Le journal USA Today reconnaît le succès de la campagne vaccinale aux États-Unis, mais estime que le pays « pourrait rapidement perdre sa longueur d’avance actuelle sur le virus. Les vaccins d’aujourd’hui pourraient devenir moins efficaces plus tard », prévient le quotidien, « car le virus continue de muter ; un dilemme qui oblige les scientifiques à suivre méticuleusement les variantes pour nous protéger. Or les États-Unis sont bien en retard par rapport à de nombreux autres pays dans l’utilisation de l’outil essentiel pour se tenir au courant des variantes - le séquençage des gènes ». Et USA Today de conclure : « Le risque qu’un nouveau variant du virus puisse se propager sans être détecté est réel ».

Polémique autour du passeport vaccinal

Alors que la campagne vaccinale s’accélère aux États-Unis, une polémique émerge : celle de savoir s’il faut, oui ou non, instaurer des passeports vaccinaux numériques. L’administration Biden a affirmé hier qu’elle n’imposerait pas de passeport sanitaire aux Américains pour montrer qu’ils ont été vaccinés. Le secteur privé, lui, avance pourtant déjà sur l’idée, constate le New York Times qui cite quelques exemples : « La ligne aérienne Cathay Pacific est convaincue que la preuve numérique de la vaccination contre le coronavirus permettra le retour de voyages internationaux sûrs. C’est pourquoi l’entreprise a demandé à ses pilotes et à ses équipages d’essayer une nouvelle application mobile qui montrait leur statut vaccinal sur un vol récent de Hong Kong à Los Angeles. Et Walmart, le plus grand employeur privé américain, propose aux patients vaccinés dans ses magasins des applications afin qu’ils puissent facilement accéder à leur statut vaccinal en cas de besoin ».

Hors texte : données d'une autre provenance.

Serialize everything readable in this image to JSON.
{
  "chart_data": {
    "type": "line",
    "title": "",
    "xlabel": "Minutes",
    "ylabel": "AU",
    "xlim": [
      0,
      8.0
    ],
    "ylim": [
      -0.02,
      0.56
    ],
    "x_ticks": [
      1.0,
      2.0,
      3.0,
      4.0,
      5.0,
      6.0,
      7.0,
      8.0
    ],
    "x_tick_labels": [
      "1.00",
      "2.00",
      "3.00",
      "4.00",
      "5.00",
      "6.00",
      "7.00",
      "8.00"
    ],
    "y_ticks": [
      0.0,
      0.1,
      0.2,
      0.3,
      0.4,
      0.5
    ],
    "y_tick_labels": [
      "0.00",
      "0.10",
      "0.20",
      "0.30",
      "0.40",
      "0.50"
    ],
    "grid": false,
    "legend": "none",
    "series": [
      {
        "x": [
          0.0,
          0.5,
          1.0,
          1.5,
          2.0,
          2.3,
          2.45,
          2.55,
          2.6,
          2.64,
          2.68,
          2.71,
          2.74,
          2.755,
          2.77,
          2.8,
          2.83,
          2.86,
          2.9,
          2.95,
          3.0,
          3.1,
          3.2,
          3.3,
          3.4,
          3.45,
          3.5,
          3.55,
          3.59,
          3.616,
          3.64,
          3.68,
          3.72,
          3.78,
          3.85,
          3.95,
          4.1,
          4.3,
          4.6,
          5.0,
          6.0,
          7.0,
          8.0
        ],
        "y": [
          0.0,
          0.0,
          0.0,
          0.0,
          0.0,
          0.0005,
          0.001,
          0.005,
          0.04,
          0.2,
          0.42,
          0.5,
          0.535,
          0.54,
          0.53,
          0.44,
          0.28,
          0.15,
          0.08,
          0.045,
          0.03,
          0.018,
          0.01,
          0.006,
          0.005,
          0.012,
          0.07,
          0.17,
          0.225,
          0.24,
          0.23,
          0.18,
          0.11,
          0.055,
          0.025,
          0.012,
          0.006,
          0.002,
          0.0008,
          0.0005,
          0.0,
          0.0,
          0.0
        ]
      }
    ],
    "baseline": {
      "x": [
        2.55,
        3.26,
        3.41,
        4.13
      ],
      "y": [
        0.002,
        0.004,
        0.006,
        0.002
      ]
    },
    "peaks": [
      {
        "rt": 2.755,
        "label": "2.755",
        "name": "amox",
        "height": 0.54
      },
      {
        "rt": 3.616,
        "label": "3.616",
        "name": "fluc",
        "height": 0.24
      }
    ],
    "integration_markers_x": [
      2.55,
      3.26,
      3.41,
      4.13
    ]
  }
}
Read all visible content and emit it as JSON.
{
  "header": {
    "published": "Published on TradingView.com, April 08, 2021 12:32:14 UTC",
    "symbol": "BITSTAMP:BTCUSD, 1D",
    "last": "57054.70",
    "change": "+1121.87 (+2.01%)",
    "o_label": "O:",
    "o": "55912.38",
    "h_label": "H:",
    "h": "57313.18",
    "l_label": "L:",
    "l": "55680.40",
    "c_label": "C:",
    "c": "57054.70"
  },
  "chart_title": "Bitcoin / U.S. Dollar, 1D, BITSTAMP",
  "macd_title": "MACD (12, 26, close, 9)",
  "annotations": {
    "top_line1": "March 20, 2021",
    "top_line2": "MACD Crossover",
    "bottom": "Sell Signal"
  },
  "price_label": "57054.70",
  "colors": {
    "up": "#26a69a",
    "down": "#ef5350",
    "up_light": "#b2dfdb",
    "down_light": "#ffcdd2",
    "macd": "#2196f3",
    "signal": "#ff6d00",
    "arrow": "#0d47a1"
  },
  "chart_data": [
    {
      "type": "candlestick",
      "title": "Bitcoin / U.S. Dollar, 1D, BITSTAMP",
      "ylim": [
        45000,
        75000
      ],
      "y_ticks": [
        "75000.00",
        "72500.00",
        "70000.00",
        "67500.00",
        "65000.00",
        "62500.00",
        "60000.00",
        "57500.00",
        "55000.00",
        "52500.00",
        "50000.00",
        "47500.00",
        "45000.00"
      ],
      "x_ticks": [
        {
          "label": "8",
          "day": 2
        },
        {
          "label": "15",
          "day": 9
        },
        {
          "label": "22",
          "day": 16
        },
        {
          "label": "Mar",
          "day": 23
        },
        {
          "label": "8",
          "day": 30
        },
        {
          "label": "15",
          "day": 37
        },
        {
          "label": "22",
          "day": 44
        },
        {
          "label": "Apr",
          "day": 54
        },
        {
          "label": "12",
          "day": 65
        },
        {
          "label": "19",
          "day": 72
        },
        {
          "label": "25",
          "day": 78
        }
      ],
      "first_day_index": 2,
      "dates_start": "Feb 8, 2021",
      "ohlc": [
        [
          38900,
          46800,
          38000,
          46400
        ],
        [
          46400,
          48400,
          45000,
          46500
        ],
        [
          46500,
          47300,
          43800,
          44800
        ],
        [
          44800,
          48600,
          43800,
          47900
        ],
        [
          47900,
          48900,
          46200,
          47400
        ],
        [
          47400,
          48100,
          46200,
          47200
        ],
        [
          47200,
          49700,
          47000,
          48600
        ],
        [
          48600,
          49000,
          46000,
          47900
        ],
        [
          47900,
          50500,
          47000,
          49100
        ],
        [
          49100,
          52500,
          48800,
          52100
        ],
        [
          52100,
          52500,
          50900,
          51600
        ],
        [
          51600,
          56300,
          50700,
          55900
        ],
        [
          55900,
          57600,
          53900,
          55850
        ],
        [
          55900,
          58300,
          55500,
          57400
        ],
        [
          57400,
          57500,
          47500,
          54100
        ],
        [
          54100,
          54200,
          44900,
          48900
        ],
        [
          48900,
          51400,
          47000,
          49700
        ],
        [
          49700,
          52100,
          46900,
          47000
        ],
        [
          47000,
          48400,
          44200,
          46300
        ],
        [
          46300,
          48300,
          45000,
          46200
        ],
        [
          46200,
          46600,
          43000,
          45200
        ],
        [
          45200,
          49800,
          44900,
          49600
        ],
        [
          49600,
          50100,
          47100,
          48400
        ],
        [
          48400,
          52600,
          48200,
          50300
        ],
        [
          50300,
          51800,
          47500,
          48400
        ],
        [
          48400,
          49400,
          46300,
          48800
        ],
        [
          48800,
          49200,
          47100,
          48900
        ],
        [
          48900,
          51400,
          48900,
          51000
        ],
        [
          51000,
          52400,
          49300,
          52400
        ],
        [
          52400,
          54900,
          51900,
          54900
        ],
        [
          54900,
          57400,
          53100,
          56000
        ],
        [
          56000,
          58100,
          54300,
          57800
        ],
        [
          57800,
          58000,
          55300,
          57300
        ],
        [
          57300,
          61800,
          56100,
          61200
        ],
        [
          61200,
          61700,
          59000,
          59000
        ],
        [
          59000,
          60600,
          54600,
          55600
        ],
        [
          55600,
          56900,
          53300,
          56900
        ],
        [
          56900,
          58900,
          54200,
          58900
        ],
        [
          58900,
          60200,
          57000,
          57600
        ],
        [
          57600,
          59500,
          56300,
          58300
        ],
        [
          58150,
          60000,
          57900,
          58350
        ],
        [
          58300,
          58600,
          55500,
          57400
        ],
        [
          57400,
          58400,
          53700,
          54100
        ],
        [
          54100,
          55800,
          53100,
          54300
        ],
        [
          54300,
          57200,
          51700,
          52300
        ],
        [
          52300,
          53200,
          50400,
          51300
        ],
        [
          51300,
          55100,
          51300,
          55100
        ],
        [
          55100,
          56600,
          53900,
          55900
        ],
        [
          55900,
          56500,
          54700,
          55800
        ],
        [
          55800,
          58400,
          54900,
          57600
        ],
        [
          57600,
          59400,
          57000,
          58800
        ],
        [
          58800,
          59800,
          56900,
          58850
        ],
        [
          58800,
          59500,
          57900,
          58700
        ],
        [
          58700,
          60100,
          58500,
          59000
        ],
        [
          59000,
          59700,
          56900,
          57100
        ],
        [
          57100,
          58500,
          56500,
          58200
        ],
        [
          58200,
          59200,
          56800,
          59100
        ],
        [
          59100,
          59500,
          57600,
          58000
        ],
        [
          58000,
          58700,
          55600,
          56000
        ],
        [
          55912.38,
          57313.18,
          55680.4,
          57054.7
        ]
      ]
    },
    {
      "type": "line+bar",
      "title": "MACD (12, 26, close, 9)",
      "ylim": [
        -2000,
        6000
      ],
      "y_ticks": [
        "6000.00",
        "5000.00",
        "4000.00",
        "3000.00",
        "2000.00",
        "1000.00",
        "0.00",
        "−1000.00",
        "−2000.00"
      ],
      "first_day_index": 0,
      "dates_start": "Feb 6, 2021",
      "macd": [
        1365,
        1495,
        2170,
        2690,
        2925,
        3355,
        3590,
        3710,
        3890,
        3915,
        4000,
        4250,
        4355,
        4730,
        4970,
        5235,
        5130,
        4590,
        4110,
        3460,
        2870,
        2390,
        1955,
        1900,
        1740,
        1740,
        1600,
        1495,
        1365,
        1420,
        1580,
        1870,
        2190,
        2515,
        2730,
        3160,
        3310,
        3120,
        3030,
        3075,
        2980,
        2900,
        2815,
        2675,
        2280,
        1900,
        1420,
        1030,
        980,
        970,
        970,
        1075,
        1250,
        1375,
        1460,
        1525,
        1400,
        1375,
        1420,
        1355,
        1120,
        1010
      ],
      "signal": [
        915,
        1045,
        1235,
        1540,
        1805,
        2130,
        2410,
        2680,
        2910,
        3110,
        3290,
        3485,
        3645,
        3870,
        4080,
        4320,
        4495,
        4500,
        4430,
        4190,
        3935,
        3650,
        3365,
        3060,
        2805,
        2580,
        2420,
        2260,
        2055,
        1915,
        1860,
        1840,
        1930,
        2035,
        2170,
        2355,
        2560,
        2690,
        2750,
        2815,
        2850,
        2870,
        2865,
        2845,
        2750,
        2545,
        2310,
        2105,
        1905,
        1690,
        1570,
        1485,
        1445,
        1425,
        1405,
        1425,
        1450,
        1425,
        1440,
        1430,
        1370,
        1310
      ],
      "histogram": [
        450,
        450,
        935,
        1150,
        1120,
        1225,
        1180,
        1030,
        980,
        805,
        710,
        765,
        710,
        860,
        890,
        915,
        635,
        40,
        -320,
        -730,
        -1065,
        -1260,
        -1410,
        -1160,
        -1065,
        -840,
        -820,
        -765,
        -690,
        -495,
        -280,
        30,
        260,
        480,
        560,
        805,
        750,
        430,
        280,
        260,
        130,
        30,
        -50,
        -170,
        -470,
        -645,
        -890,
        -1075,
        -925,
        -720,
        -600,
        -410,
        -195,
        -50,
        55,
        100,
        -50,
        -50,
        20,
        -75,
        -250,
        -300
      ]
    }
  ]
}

Certaines universités américaines ont également annoncé qu’elles demanderaient à leurs étudiants une preuve de vaccination avant leur retour dans les amphithéâtres à l’automne prochain. Il s’agit donc d'une tendance qui se dessine clairement aux États-Unis pour permettre un retour à la vie normale. Elle est pourtant contrecarrée par les républicains, fait remarquer encore le New York Times. Les conservateurs mettent en avant la contradiction entre le fait que la vaccination se fasse sur la base du volontariat et des avantages à venir pour les personnes dotées d’un passeport vaccinal. L’éditorialiste du Boston Globe s’insurge contre ce qu’il qualifie de « tentatives de politiser l’idée des passeports vaccinaux. Une tentative aussi malhonnête que celle d’utiliser les masques comme armes dans leur guerre idéologique ».

Honduras : début du procès contre homme d’affaires accusé d’être le cerveau présumé du meurtre de Berta Caceres

Berta Caceres, une emblématique écologiste, a été abattue par balle à son domicile de La Esperanza le 3 mars 2016. Dans les années qui ont suivi, les tueurs à gages ont été arrêtés et condamnés à 50 ans de prison, puis les individus qui avaient engagé ces tueurs ont été arrêtés et condamnés à 30 ans de prison. Désormais, c'est autour de David Castillo de se trouver sur le banc des accusés. Il dirige Desarrollos Energeticos, rappelle le journal La Prensa, un groupe électrique qui voulait construire un barrage sur le fleuve Gualcarque, projet auquel s’étaient vigoureusement opposées Berta Caceres et son ONG pour la défense des droits des indigènes. « À l’époque », se souvient encore La Prensa, « le chantier était complètement paralysé par les manifestations ».

Le procureur en est convaincu : David Castillo a ordonné la mort de Berta Caceres afin de pouvoir poursuivre les travaux. Le quotidien La Jornada rapporte que les avocats de l’homme d’affaires ont tenté de retarder le début du procès pour vice de forme. La demande a été rejetée par le tribunal.